There are playing-fields and baths and reading-rooms and libraries just as in a school at home. In front of the great hall of the college a statue stands, the figure of a black man shading his eyes with his hands and looking far over the plains to the Rooirand. On the pedestal it is lettered 'Prester John,' but the face is the face of Laputa. So the last of the kings of Africa does not lack his monument.
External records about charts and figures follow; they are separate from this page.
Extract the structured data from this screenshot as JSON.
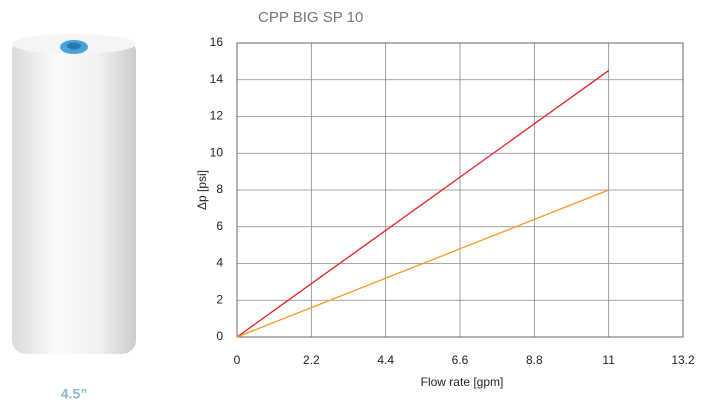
{
  "chart_data": {
    "type": "line",
    "title": "CPP BIG SP 10",
    "caption": "4.5”",
    "x_label": "Flow rate [gpm]",
    "y_label": "Δp [psi]",
    "x": [
      0,
      11
    ],
    "series": [
      {
        "color": "#e32027",
        "values": [
          0,
          14.5
        ]
      },
      {
        "color": "#f39a1e",
        "values": [
          0,
          8
        ]
      }
    ],
    "xlim": [
      0,
      13.2
    ],
    "xticks": [
      0,
      2.2,
      4.4,
      6.6,
      8.8,
      11,
      13.2
    ],
    "ylim": [
      0,
      16
    ],
    "yticks": [
      0,
      2,
      4,
      6,
      8,
      10,
      12,
      14,
      16
    ],
    "grid": true
  }
}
Of this institution Mr Wardlaw is the head. He writes to me weekly, for I am one of the governors, as well as an old friend, and from a recent letter I take this passage:—

'I often cast my mind back to the afternoon when you and I sat on the stoep of the schoolhouse, and talked of the Kaffirs and our future. I had about a dozen pupils then, and now I have nearly three thousand; and in place of a tin-roofed shanty and a yard, I have a whole countryside. You laughed at me for my keenness, Davie, but I've seen it justified. I was never a man of war like you, and so I had to bide at home while you and your like were straightening out the troubles. But when it was all over my job began, for I could do what you couldn't do—I was the physician to heal wounds. You mind how nervous I was when I heard the drums beat. I hear them every evening now, for we have made a rule that all the Kaffir farms on the Berg sound a kind of curfew. It reminds me of old times, and tells me that though it is peace nowadays we mean to keep all the manhood in them that they used to exercise in war. It would do your eyes good to see the garden we have made out of the Klein Labongo glen. The place is one big orchard with every kind of tropical fruit in it, and the irrigation dam is as full of fish as it will hold. Out at Umvelos' there is a tobacco-factory, and all round Sikitola's we have square miles of mealie and cotton fields. The loch on the Rooirand is stocked with Lochleven trout, and we have made a bridle-path up to it in a gully east of the one you climbed. You ask about Machudi's. The last time I was there the place was white with sheep, for we have got the edge of the plateau grazed down, and sheep can get the short bite there. We have cleaned up all the kraals, and the chiefs are members of our county council, and are as fond of hearing their own voices as an Aberdeen bailie. It's a queer transformation we have wrought, and when I sit and smoke my pipe in the evening, and look over the plains and then at the big black statue you and Aitken set up, I thank the Providence that has guided me so far. I hope and trust that, in the Bible words, "the wilderness and the solitary place are glad for us." At any rate it will not be my fault if they don't "blossom as the rose". Come out and visit us soon, man, and see the work you had a hand in starting....'

I am thinking seriously of taking Wardlaw's advice.